Photo: L'Observateur Paalga
Djibril Bassolé

Le juge d'instruction militaire a décidé de l'abandon de la plupart des charges contre Djibril Bassolé. Incarcéré à la Maison d'arrêt et de correction des armées (MACA) sur la base des écoutes téléphoniques qu'il aurait eues avec Guillaume Soro au temps fort de la crise née du coup d'Etat du général Gilbert Diendéré, sa défense a toujours demandé à cor et à cri qu'il bénéficie d'une liberté provisoire.

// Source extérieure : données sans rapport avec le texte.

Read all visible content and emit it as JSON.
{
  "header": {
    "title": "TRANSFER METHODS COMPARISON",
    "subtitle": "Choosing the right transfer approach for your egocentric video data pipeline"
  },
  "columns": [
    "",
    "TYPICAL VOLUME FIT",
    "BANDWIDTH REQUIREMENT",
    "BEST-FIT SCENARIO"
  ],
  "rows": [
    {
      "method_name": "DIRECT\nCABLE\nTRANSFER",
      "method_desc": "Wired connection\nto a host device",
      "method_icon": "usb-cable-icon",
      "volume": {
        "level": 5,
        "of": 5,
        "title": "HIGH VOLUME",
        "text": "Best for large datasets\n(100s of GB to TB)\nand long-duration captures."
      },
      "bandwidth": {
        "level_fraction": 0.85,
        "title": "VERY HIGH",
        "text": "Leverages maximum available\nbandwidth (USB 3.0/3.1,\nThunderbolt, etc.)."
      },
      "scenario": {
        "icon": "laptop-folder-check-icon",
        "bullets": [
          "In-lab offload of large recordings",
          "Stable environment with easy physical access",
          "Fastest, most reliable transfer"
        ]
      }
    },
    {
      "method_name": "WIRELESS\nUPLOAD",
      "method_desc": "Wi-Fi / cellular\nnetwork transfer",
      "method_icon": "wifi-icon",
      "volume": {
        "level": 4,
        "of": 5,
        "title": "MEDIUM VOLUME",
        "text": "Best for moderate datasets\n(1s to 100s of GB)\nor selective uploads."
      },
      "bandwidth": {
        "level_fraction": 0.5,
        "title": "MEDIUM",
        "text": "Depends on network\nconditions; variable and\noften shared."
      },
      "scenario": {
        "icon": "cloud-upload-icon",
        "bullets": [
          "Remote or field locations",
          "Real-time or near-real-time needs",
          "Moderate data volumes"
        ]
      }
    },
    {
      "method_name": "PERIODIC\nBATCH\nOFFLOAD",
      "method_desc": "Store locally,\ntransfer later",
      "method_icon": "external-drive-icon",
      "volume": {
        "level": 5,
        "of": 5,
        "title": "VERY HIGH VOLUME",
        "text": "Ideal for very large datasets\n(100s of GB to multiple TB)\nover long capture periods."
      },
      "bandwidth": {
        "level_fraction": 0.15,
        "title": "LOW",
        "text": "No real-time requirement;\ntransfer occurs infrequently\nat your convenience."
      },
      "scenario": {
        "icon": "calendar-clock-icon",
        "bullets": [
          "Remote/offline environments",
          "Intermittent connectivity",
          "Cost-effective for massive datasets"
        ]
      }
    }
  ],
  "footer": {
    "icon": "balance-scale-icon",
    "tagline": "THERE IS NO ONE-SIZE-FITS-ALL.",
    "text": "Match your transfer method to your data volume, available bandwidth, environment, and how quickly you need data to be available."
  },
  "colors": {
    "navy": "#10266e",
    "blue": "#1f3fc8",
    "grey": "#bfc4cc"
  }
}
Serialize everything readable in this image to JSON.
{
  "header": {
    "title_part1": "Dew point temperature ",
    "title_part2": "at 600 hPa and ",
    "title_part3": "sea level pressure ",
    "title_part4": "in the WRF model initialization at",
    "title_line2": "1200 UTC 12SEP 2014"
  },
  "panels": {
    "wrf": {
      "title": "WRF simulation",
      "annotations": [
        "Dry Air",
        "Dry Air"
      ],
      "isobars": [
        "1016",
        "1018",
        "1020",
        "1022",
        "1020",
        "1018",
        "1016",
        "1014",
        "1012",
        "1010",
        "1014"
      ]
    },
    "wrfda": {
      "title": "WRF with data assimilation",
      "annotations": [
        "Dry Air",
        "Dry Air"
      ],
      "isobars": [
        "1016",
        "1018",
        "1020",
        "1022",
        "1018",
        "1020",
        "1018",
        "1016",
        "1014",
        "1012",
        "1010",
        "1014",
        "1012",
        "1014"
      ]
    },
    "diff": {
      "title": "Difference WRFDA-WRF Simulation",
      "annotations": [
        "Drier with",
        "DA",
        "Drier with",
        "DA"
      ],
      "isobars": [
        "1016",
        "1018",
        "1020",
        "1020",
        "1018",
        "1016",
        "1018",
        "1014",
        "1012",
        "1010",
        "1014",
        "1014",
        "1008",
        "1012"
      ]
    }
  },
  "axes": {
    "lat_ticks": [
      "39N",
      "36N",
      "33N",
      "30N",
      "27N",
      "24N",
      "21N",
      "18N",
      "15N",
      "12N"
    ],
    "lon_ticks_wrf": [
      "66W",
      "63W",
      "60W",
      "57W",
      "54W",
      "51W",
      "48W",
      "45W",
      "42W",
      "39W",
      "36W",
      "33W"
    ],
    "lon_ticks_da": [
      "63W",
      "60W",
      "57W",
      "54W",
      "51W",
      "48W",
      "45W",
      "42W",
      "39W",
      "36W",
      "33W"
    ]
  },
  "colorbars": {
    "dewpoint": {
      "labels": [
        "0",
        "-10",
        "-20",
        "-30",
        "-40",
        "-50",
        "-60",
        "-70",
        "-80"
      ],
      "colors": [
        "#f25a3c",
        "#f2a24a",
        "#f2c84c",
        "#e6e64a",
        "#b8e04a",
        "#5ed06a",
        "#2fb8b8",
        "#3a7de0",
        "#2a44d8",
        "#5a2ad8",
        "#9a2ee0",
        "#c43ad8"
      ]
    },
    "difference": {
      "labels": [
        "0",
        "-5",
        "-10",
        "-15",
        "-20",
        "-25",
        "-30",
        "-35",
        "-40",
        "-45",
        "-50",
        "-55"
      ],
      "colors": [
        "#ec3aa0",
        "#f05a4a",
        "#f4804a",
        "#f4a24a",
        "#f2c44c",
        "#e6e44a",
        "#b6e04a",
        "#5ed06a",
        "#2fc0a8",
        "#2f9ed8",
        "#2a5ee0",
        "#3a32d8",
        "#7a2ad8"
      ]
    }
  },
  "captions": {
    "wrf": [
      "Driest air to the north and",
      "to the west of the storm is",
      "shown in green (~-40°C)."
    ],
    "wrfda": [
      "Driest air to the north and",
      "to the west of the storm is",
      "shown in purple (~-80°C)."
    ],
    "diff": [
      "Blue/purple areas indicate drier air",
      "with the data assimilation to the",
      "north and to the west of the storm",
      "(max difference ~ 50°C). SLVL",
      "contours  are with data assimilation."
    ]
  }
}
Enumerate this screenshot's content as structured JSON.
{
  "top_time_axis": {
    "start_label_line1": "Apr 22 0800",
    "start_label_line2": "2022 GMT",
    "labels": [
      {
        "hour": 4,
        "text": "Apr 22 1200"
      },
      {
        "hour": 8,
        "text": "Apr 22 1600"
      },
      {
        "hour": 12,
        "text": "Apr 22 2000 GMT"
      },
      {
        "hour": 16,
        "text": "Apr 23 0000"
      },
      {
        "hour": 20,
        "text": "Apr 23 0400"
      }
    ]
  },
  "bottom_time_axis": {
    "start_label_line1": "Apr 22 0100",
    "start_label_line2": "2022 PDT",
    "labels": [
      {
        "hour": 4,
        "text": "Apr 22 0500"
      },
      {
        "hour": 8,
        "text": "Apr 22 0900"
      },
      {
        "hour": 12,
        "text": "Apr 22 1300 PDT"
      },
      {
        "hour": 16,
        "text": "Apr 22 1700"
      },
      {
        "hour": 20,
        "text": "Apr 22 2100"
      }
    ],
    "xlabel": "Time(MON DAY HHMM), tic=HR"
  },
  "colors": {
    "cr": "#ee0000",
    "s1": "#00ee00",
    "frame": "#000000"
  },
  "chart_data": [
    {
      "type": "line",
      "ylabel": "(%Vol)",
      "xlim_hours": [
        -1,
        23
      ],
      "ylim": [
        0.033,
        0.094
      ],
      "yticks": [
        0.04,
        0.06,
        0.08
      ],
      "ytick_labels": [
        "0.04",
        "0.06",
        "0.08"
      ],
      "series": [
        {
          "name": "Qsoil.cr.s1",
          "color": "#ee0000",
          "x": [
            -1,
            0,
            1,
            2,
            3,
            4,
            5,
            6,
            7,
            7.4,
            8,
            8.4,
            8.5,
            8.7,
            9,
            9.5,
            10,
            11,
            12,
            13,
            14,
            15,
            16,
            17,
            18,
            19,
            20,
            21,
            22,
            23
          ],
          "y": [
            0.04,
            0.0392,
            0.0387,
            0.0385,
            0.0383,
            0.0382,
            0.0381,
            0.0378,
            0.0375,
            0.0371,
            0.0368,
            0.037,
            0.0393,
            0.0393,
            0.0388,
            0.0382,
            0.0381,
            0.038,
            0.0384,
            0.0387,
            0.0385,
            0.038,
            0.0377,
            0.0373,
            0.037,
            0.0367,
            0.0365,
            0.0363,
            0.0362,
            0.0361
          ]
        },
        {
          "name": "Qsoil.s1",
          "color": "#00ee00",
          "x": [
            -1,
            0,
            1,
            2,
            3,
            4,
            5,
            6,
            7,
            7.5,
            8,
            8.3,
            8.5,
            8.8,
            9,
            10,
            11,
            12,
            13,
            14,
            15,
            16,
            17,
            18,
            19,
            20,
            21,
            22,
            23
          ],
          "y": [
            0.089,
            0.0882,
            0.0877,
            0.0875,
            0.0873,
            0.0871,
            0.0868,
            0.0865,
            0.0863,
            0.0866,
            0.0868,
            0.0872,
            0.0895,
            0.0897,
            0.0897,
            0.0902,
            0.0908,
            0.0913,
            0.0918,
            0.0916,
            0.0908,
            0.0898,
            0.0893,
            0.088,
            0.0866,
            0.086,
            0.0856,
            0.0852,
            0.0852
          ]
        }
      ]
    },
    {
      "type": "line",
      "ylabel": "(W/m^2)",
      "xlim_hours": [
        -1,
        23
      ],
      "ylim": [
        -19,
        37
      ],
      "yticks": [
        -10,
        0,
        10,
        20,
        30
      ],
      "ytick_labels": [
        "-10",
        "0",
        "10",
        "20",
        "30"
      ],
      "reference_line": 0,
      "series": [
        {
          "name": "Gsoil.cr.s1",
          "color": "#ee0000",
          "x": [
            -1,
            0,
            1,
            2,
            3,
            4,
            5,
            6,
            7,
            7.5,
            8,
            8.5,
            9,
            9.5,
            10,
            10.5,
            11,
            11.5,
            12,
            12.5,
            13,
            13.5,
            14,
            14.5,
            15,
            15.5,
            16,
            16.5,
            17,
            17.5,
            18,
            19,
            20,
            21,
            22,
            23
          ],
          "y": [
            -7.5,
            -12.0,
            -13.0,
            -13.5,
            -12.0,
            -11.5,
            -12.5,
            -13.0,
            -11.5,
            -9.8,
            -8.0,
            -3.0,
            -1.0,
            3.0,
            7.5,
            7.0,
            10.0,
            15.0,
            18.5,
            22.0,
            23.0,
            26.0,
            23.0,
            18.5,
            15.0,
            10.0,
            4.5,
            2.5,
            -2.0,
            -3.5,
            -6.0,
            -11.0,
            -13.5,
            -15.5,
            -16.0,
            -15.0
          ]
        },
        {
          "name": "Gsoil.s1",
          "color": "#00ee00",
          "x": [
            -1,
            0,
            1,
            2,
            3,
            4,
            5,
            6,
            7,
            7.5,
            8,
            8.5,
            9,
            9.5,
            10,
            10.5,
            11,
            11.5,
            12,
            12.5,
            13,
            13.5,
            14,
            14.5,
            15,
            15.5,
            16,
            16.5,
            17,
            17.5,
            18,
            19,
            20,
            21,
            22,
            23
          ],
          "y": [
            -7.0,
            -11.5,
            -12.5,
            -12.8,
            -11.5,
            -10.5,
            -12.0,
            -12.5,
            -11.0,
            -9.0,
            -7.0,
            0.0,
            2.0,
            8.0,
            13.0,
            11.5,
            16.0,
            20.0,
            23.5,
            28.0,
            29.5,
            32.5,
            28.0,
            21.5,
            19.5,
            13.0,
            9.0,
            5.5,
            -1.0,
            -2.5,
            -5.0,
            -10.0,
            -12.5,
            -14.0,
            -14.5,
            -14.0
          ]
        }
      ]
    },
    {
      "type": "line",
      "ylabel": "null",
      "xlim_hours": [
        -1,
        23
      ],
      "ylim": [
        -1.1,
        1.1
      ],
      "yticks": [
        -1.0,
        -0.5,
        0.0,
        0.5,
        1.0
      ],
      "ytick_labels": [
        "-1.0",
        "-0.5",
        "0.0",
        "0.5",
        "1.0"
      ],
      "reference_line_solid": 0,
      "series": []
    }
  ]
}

Retour sur un dossier qui n'a visiblement pas épuisé sa dose de suspense.

A la Maison d'arrêt et de correction des armées (MACA), du fond du local aménagé où il croupit depuis septembre 2015, Djibril Bassolé doit boire du petit lait après cette ordonnance qui a décidé de l'abandon de certaines charges retenues contre lui.

Les chefs d'inculpation à son encontre étaient les suivants : attentat contre la sûreté de l'Etat, association de malfaiteurs, fourniture de moyens financiers, meurtre, dégradation volontaire de biens, coups et blessures volontaires, trahison. La seule accusation que le juge transmet à la chambre de contrôle est la trahison.

Selon l'article 88 du code pénal, « est coupable de trahison et puni de l'emprisonnement à vie tout Burkinabè qui : - porte les armes contre l'Etat ; entretient des intelligences avec une puissance étrangère en vue de l'engager à entreprendre des hostilités contre le Burkina Faso ou lui en fournit les moyens soit en facilitant la pénétration de forces étrangères sur le territoire burkinabè, soit en ébranlant la fidélité des armes, soit de toute autre manière ;

- livre à une puissance étrangère ou à ses agents, soit des troupes, soit des territoires, villes, ouvrages, postes, magasins, arsenaux, bâtiments, matériels, munitions, navires, appareils de navigation aérienne ou de locomotion ferroviaire appartenant au Burkina Faso ou affectés à sa défense ;

- en vue de nuire à la défense nationale, détruit ou détériore un navire, un appareil de navigation aérienne ou de locomotion ferroviaire, un matériel, une fourniture, une construction ou une installation quelconque, ou qui, dans le même but, y apporte soit avant, soit après leur achèvement, des malfaçons de nature à les endommager, à les empêcher de fonctionner normalement ou à provoquer un accident ».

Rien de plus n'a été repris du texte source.